Although the formation rate of 1.3 nm particles is relatively high, the newly formed particles at our GC site usually cannot grow into very large particles within a short time, as indicated by their low GR. The average value of GR1.3–2.4 and GR9–15 at our site was 0.5 and 3.9 nm h−1, respectively, which is generally lower than many clean environments – GR1–3 of 0.9 nm h−1 for Hyytiälä (Kulmala, 2013) and of 5.1 nm h−1 for Jungfraujoch (Boulon et al., 2010) – but similar to those at urban Beijing (Chu et al., 2021) and rural Pingyuan (Fang et al., 2020). This could be attributed to the high CS or CoagS at those polluted environments, as the growth of small particles is limited, which are more vulnerable to the coagulation scavenging. However, despite the high CoagS, the observed GR at Shanghai and Nanjing was still exceptionally high. This discrepancy suggests that, besides the high concentration of precursors (mainly H2SO4) in polluted environments, including both rural and urban sites, other precursors with different efficiencies for nanoparticle growth and other involving mechanisms (for instance, multiphase reactions) may all contribute to the nanoparticle growth but have yet to be elucidated.

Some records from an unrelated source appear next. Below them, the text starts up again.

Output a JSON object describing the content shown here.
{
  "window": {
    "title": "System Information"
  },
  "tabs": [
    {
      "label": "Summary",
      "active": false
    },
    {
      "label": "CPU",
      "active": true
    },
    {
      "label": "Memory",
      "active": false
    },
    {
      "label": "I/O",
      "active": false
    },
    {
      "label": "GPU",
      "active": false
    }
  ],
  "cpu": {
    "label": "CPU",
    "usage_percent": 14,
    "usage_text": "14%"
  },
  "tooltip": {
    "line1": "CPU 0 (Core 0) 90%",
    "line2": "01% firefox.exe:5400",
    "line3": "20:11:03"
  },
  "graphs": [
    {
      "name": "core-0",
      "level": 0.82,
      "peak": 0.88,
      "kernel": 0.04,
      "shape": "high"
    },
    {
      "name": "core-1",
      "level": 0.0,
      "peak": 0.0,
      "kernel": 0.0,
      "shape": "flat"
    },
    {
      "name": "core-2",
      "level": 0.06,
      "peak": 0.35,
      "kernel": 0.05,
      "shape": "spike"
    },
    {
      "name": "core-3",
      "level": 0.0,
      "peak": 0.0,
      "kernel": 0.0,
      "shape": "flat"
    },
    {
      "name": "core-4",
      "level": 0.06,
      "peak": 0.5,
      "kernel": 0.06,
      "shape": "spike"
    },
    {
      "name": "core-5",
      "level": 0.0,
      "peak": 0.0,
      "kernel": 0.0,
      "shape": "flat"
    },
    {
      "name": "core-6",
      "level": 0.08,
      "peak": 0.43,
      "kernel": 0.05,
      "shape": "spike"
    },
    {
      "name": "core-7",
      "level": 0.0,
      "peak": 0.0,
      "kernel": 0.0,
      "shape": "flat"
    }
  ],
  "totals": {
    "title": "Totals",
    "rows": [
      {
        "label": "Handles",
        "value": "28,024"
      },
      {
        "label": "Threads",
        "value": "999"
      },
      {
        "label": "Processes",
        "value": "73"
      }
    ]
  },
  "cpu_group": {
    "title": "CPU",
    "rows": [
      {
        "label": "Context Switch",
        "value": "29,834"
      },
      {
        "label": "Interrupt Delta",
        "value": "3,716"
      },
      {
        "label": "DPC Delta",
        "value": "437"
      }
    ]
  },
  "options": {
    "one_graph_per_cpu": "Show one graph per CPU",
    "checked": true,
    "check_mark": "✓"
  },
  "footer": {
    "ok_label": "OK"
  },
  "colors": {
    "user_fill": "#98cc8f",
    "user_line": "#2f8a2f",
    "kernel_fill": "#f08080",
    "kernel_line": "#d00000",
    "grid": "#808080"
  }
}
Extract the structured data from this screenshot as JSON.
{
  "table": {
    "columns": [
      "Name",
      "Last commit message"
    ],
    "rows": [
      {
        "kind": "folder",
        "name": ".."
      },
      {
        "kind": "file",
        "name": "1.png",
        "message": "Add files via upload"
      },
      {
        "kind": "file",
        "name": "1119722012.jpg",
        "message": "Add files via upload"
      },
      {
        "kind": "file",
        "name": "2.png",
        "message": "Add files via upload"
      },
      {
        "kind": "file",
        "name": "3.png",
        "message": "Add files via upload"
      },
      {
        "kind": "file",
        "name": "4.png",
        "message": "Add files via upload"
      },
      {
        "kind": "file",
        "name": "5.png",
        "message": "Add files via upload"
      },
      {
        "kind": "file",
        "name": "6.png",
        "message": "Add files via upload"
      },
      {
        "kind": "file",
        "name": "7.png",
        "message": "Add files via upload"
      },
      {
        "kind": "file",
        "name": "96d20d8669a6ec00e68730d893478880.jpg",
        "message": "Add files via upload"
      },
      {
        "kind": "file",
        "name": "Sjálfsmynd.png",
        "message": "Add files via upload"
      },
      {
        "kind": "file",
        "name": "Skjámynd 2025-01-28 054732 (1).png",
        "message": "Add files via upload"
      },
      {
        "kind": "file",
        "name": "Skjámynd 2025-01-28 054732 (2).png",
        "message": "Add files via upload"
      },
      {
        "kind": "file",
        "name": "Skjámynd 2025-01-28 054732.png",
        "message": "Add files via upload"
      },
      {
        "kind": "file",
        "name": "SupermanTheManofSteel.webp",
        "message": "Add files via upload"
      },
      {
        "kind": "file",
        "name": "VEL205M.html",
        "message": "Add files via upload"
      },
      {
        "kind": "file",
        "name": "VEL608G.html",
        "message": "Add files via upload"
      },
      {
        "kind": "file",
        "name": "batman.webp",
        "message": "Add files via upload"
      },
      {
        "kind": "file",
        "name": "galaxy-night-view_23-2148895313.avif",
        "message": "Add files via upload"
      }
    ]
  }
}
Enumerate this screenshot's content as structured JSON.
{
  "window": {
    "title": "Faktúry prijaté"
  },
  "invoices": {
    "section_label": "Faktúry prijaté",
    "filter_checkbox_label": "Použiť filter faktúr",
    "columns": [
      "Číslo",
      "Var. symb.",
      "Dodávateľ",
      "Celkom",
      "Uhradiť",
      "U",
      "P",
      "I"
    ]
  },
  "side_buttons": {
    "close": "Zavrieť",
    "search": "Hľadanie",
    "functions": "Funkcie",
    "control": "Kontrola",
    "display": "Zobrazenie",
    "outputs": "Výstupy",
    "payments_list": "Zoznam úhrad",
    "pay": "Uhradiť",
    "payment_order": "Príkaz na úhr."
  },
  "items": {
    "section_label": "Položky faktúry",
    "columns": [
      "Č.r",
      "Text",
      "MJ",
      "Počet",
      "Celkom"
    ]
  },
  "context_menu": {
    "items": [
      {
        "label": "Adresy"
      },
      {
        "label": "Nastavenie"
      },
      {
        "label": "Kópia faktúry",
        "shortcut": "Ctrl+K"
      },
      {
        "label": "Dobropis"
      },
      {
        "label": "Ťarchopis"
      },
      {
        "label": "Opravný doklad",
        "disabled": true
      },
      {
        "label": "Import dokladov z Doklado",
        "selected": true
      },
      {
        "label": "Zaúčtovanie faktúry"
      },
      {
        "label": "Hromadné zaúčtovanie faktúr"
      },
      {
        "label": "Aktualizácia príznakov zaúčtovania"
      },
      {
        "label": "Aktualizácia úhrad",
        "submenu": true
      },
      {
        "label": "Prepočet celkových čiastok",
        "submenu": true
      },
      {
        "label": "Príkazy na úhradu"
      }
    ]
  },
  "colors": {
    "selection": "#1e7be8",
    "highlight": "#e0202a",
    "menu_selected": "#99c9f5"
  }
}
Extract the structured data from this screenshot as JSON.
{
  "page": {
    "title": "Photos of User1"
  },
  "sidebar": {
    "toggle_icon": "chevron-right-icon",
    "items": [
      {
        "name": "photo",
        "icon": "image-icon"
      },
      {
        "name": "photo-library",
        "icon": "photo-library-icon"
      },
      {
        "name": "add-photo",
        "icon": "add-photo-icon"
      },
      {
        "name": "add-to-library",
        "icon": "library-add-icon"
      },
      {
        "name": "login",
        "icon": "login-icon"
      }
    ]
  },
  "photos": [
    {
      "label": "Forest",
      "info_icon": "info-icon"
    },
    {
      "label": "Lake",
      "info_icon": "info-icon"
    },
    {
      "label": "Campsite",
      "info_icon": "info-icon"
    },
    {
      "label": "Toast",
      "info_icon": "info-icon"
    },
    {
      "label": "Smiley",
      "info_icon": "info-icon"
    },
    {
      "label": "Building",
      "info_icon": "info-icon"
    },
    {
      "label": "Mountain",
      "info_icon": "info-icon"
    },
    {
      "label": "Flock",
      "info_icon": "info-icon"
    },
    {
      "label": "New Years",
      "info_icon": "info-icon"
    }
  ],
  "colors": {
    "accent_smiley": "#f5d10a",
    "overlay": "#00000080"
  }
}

3.2 Potential mechanisms for NPF events in the rural NCP

To further understand the dominating nucleation mechanism in the rural atmosphere of NCP in China, we plotted the measured formation rate of 1.3 nm particles (J1.3) against the simulated H2SO4 concentration and compared the results to previous studies conducted in different environments, as shown in Fig. 4. As illustrated by the significant correlation between the concentration of sulfuric acid and the particle formation rates, sulfuric acid is considered to be the driving species in the initial steps of NPF, as confirmed conventionally. However, the obtained J1.3–H2SO4 relationship for current environment appeared to deviate largely from those obtained by other studies. If only referring to the slope of the J1.3–H2SO4 relationship, our results seem to approximate most to the ones measured by these CLOUD (the Cosmics Leaving OUtdoor Droplets chamber) experiments, based on the mechanism of H2SO4-DMA (dimethylamine) nucleation. However, without the direct measurements of other potential precursors, the molecules stabilizing H2SO4 clustering still remain unclear.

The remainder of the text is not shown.